I had known this time was coming and so had prepared a grave at another site up near Skull Meadows above Fly Ranch. Early Tuesday morning Rayo and I drove Willow’s body over to that recently prepared grave. I laid her on top of one of her favorite blankets, filled in the grave and then covered it with the rocks I had moved to dig the hole. There is no marker and nobody standing right next to it would even know she is there. I have GPS coordinates and a Pin dropped in my mapping app to mark the spot. People who might possibly visit her grave and pay their respects have those coordinates.
Rayo’s mom also knew Willow would probably not survive to the end of Burning Man and so wrote her a letter and attached it to the Temple which was subsequently set alight on Sunday evening.
The note went up in flames along with thousands of other wishes, photos of deceased loved ones, letters of regrets or loss and other items that people are emotionally attached to but need to come to grips with or let go of.
In the morning all that was left was the star-shaped scar on the playa which was quickly scrapped and shoveled clean.
Rayo’s mom also captioned and posted that last picture on her Instagram
In the 12 years or so that I had her we accomplished a lot in our project to find Willow as many new and fun experiences as possible. According to our map Willow visited 646 distinct places with me through 3 Canadian Provinces, 12 states in the Western US, the width and breadth of Baja California as well as untold more unmapped places such as family and friend’s homes and cabins. Over those years and along those many miles Willow met a lot of people and charmed every one of them. She met hundreds of different animals and charmed most of them. She was a capable and gentle ambassador for her species and she will be missed.
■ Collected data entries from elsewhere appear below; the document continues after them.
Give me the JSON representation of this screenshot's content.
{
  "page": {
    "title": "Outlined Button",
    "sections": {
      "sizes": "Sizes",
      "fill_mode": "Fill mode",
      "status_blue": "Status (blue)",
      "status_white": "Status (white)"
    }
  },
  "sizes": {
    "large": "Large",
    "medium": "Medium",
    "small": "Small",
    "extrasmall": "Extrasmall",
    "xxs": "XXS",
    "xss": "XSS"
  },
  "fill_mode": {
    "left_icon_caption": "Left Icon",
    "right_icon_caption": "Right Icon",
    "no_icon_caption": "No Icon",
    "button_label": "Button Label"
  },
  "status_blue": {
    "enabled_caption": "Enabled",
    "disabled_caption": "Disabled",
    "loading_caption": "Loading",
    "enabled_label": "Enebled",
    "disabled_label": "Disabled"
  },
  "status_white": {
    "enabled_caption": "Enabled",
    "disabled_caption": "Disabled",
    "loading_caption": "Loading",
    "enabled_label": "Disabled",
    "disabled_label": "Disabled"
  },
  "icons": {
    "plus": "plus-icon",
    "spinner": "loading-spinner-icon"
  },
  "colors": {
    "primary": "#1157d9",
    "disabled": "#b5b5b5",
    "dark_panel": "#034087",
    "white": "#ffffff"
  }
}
Adventures With Dog is not dead. For now it is on a bit of a hiatus as I go through the grieving process. I have already spent much of my time since she died playing dog uncle to a select few close doggie friends that all knew and loved Willow which has helped ease me into this new (but temporary) dog-free existence. I am also enjoying not having to share the bed with a perpendicular sleeper who was a world-class grunter/groaner/snorer and farter. I am amazed at how much extra room I now have in the Tacoma without all of Willow’s support needs (beds, food storage and bowls, toys, treats, ramps, blankets, poop bags, coats for rainy or cold weather etc) except it has really messed up my tried and true way of loading it all in the truck, Tetris-style.
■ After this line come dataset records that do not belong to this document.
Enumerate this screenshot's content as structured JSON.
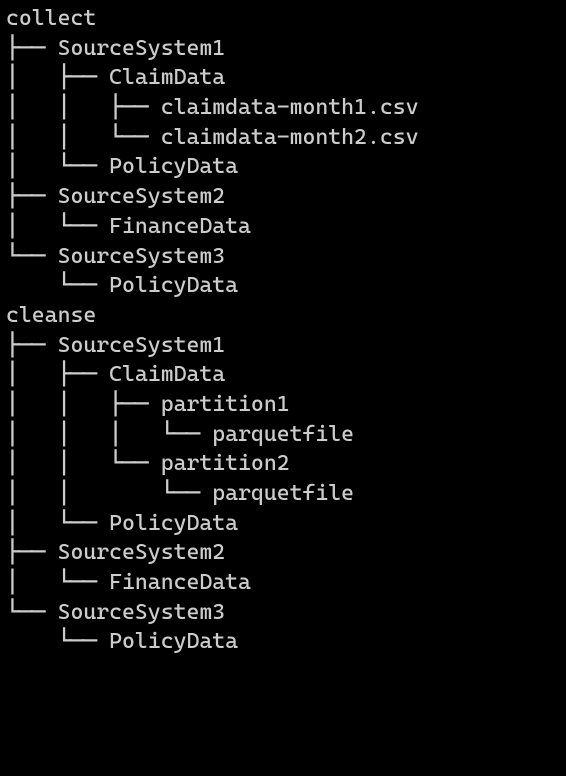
{
  "tree_lines": [
    {
      "prefix": "",
      "name": "collect"
    },
    {
      "prefix": "├── ",
      "name": "SourceSystem1"
    },
    {
      "prefix": "│   ├── ",
      "name": "ClaimData"
    },
    {
      "prefix": "│   │   ├── ",
      "name": "claimdata-month1.csv"
    },
    {
      "prefix": "│   │   └── ",
      "name": "claimdata-month2.csv"
    },
    {
      "prefix": "│   └── ",
      "name": "PolicyData"
    },
    {
      "prefix": "├── ",
      "name": "SourceSystem2"
    },
    {
      "prefix": "│   └── ",
      "name": "FinanceData"
    },
    {
      "prefix": "└── ",
      "name": "SourceSystem3"
    },
    {
      "prefix": "    └── ",
      "name": "PolicyData"
    },
    {
      "prefix": "",
      "name": "cleanse"
    },
    {
      "prefix": "├── ",
      "name": "SourceSystem1"
    },
    {
      "prefix": "│   ├── ",
      "name": "ClaimData"
    },
    {
      "prefix": "│   │   ├── ",
      "name": "partition1"
    },
    {
      "prefix": "│   │   │   └── ",
      "name": "parquetfile"
    },
    {
      "prefix": "│   │   └── ",
      "name": "partition2"
    },
    {
      "prefix": "│   │       └── ",
      "name": "parquetfile"
    },
    {
      "prefix": "│   └── ",
      "name": "PolicyData"
    },
    {
      "prefix": "├── ",
      "name": "SourceSystem2"
    },
    {
      "prefix": "│   └── ",
      "name": "FinanceData"
    },
    {
      "prefix": "└── ",
      "name": "SourceSystem3"
    },
    {
      "prefix": "    └── ",
      "name": "PolicyData"
    }
  ]
}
I will not be rushing out to get a new puppy…
ever (I broke that rule), and I certainly would never buy a dog from a breeder/pimp. When the time comes and I feel ready for a new canine companion I will either find one in need on the side of the road, on a reservation or in Baja and if that doesn’t work then I’ll talk with the fine folks at my local animal rescue organization and pick one (or more) hard luck cases that need a new, exciting start to their lives.
Until then, please give your furry loved ones an extra bit of attention in remembrance of the lovely creature named Willow.